Propane for corn drying is another significant agricultural energy use. The amount of propane used depends on the type of dryer and the amount of moisture to be removed from the corn.

Recent estimates show an increase of 50 percent in the cost of diesel, anhydrous ammonia, and propane would add 6 percent per bushel to the cost of corn production. This increase would be on top of a base price of a $1.10 per gallon for diesel, $340 per ton for anhydrous, and $1.00 per gallon for propane. A 50 percent increase beyond these costs is definitely not out of the realm of possibility.

Energy price increases will have a ripple effect throughout all of agriculture, not merely in production. Increasing fuel costs will increase the cost of delivering and processing agricultural products. In addition, there will be regional shifts in production as the cost of transportation increases.

Agriculture is the residual user of energy after domestic and industrial uses. In case of shortages, agriculture will be the probable sector to experience a cut in supply, as we saw during a recent natural gas shortage.

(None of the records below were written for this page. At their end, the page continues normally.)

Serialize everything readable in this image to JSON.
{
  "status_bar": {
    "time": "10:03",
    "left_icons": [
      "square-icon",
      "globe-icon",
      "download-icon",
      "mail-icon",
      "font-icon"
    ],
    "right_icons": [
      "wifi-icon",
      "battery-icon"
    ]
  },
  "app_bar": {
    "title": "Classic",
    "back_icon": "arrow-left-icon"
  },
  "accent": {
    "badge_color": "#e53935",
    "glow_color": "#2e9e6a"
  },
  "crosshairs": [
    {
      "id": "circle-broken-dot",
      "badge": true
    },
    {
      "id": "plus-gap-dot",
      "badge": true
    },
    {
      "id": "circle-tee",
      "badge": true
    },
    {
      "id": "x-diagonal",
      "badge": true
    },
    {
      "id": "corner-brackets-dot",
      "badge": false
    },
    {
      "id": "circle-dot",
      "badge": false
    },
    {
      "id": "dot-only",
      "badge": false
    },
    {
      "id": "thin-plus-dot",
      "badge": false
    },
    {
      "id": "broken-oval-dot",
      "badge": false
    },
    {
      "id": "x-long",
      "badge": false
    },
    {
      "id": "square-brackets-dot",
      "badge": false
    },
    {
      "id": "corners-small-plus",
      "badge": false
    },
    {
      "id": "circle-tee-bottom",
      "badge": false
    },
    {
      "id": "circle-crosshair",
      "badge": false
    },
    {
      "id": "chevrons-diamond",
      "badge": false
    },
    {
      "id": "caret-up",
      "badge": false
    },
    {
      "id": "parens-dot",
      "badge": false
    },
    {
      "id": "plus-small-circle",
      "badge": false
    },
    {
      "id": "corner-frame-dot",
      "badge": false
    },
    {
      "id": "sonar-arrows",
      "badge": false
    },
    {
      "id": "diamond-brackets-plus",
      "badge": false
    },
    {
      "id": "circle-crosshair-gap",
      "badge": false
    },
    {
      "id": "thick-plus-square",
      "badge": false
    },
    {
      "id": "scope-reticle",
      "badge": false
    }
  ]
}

Energy will be the key domestic and global issue in the 21st century. What happens to energy prices will have a direct bearing on agricultural profitability and on agricultural production.

The energy situation also will bring to the forefront some alternative crops and enterprises that are not currently profitable. Biomass production for electrical generation is no longer a dream. Production of switchgrass, reed canary grass, and other biomass crops will become more attractive with higher energy prices for petroleum-based products.

There also has been some discussion of using agriculture for carbon sequestering. This would require a change in agricultural practices but it would also yield an increase in returns.

Conservation

Soil conservation has long been a critical topic. Some existing programs reward good stewardship practices and it is quite likely they will be expanded in the future. The programs for soil conservation offer not only an opportunity for landowners to increase their income but to protect their investment as well. Farmland will be subject to different conservation rules and programs depending on its quality, which is another factor to consider in the land purchase decision.

Technology

Changes in technology are constantly occurring. In production agriculture these technological

changes generally lead to yield enhancing characteristics or they lead to cost reductions. Recent changes in crop genetics and genetic modification through biological engineering are examples of technological changes that impact the return to land. Recent applications of global positioning and variable rate application technology are other examples of changes in technology that have influenced returns.

It is not possible to predict the form or even the direction that new technologies will take. However, it is almost for certain that there will be technologically induced changes in production agriculture. The impact of these technologies on land values depends on a variety of factors. Does the technology impact all farms equally or is there a size bias? Does the technology increase net revenue or does it make the job of farming the land easier? The answers to these and many other questions will determine whether or not a technological change will impact land values. They will also determine the magnitude of the impact.

Summary

Farmers, for the most part, do not purchase land for the same reasons as investors. They purchase the land intending to farm it. This means there can be many different values placed on the same land.

Another inescapable fact is that agriculture has become increasingly tied to the rest of the U.S. and world economies. Farmers cannot afford to ignore this reality in making their land purchase decisions.

Farmers should not try to be economic forecasters. Rather, they should be aware of the past, acknowledge their links to the rest of the economy, and formulate their own opinions. Careful evaluation of a wide range of possible outcomes will indicate the level of risks and consequences possible from purchasing land. Remember that the land purchase decision is a long-term one. The economy can grow and contract, but if the purchasers have carefully evaluated their decisions, they should be able to weather the storms.